If there was a third sequel to "Dumb and Dumber", National Party MP Hamish Walker could play both lead roles himself quite convincingly.
Walker is the most obvious casualty of his own actions in passing on the details of 18 Covid-19 cases in New Zealand to media.
After initialattempts to thwart the inevitable, he has pulled out of standing in the 2020 election – and joins the pile of fallen Icaruses at the bottom of the political pit.
Walker was a proactive local MP, and not shy about trying to get himself into the media.
Emboldened by the stories of helping a sheep give birth and his brief appearance in the preferred Prime Minister stakes for battling for maternity services in Southland, he simply flew too close to the sun.
But National Party leader Todd Muller also suffers from burnt wings because of Walker's actions.
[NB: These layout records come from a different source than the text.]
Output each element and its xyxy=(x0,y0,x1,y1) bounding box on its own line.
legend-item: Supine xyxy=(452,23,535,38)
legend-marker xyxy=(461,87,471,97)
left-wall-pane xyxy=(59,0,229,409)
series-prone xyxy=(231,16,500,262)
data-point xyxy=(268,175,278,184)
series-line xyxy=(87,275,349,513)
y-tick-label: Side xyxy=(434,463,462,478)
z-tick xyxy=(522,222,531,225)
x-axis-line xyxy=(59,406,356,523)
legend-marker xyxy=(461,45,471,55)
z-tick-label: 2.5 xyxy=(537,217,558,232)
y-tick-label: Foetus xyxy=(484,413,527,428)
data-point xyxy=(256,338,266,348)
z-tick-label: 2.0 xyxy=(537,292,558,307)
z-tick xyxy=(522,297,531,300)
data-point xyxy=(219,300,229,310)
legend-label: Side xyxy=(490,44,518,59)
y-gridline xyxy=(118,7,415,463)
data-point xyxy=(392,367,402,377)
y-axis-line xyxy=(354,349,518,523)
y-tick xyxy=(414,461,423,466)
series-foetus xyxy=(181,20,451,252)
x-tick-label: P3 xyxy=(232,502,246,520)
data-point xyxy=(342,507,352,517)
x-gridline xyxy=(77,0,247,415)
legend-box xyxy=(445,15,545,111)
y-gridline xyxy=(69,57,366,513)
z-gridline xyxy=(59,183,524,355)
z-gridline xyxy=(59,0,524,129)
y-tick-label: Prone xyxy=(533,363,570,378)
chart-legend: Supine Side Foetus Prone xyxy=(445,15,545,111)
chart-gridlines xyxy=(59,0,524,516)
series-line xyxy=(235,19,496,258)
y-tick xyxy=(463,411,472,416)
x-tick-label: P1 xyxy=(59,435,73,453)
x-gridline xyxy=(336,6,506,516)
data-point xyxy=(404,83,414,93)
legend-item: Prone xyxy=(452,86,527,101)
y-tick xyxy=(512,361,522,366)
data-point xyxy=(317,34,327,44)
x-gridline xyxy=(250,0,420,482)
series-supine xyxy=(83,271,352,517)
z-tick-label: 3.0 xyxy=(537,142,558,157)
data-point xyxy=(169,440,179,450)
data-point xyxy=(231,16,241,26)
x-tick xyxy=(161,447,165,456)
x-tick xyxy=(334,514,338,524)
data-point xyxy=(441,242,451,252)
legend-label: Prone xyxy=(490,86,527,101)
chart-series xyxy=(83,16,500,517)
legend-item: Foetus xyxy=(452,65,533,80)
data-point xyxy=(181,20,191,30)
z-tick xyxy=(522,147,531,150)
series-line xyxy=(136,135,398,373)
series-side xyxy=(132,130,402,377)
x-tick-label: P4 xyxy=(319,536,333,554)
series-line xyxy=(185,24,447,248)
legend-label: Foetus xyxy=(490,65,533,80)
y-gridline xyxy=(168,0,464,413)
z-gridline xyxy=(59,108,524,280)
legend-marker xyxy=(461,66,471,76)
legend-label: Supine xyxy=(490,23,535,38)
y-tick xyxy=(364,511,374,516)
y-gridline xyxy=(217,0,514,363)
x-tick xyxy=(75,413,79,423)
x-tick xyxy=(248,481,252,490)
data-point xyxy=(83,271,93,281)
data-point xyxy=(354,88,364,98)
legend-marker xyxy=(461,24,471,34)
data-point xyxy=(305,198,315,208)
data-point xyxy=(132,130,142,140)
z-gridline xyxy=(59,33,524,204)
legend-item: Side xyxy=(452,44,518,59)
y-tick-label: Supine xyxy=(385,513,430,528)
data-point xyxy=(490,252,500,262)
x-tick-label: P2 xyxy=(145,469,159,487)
The reason why became abundantly clear just an hour after Walker announced he would not stand again.
It was revealed a man with Covid-19 had left self-isolation to pop into a supermarket in Auckland. The next morning he tested positive. The only advantage to that for National was that it whacked them out of the headlines: there was a new villain in town.
It is the exact type of thing Muller had thundered about in the past, baying about the 'shambles' at the border and quarantine.
Alas, Walker had hobbled Muller's moral high horse by delivering a shambles to his doorstep.
Muller's credibility in hoeing into the Government over such matters has been severely dented.
Muller acted quickly to condemn Walker and jettison him after he found out what Walker had done. He had no other choice.
Walker had first mounted the Steven Joyce defence: his lawyer had told him he had not committed a crime. It was pretty legal.
Walker was not the first to first to find out that what might pass muster legally does not necessarily pass muster politically.
He had not passed on the information he had for the Leaders' Office to decide what to do – if anything. Had he done so, it is to be hoped it would have been put through the shredder.
But perhaps the worse crime was that Walker did not alert Muller that it had come from him sooner.
He left it for three days, knowing journalists would not name him as the source and presumably hoping to ride it out. It was a high stakes strategy.
That meant Muller waded in over the weekend to criticise the Government for it, completely oblivious his tongue was a ticking time bomb.
Muller pointed to " a government that's slipping off the side of a cliff, in terms of managing this issue, the border, the information pertaining to it."
As it turned out it was himself who was slipping off the cliff.
It exposed not just Muller but the entire National Party at the worst possible time.
The election is little more than two months away. Any election is partly decided on trust – and that is heightened at the moment because of the Covid-19 pandemic.
In that regard National was already on the back foot against Prime Minister Jacinda Ardern.
In trying to claim that ground, Muller has made much of his own integrity. It is one of the words his supporters use most often about him. It is one area there needs to be no question about.
The Walker episode re-ignited the 'dirty politics' tag that the party had tried so hard to get rid of. Muller himself was not tainted by that era, predating his entry to Parliament in 2014.
But it makes it easier for opponents to question whether there were foul deeds in action.
In fact, it seemed it was not dirty politics at play but stupid politics.
It is unclear what Michelle Boag's intentions were, but Walker was not motivated by malice. It was an excess of self-confidence and hunger for headlines.
Walker did not seem to have thought through the consequences of taking the information in the first place, or of passing it on.
There seems to be something of a law of physics around political parties that when things are good, they are very, very good, but when they are bad they are horrid.
Some compelling lunar force dictates that once one thing goes awry, everything goes awry.
After years and years of things being very good for the National Party, the very horrid phase has taken hold.
The very horrid phase began with Jami-Lee Ross. Then Covid-19 pitched in, sending National diving as leader Simon Bridges struggled against Ardern's increased ascendancy into the 'very good' phase.
The leadership change to Muller was aimed at trying to return things to the 'very good' phase. It is not that easy to reverse out of the very horrid swamp.
No matter how much Muller wanted to talk about Covid-19 he has found himself talking about the horrid within instead.
In some twist of coincidence, that other reminder of National's own goals also popped back up yesterday: Botany MP Ross was in court yesterday over the Serious Fraud Office charges relating to National Party donations.
The only National Party MP who could be said to be in any state of zen was former leader Simon Bridges.
Bridges was in Nelson on holiday. The only peep from him all week was a social media clip showing him wandering along a paddock in gumboots, occasionally patting a baby yak strolling beside him.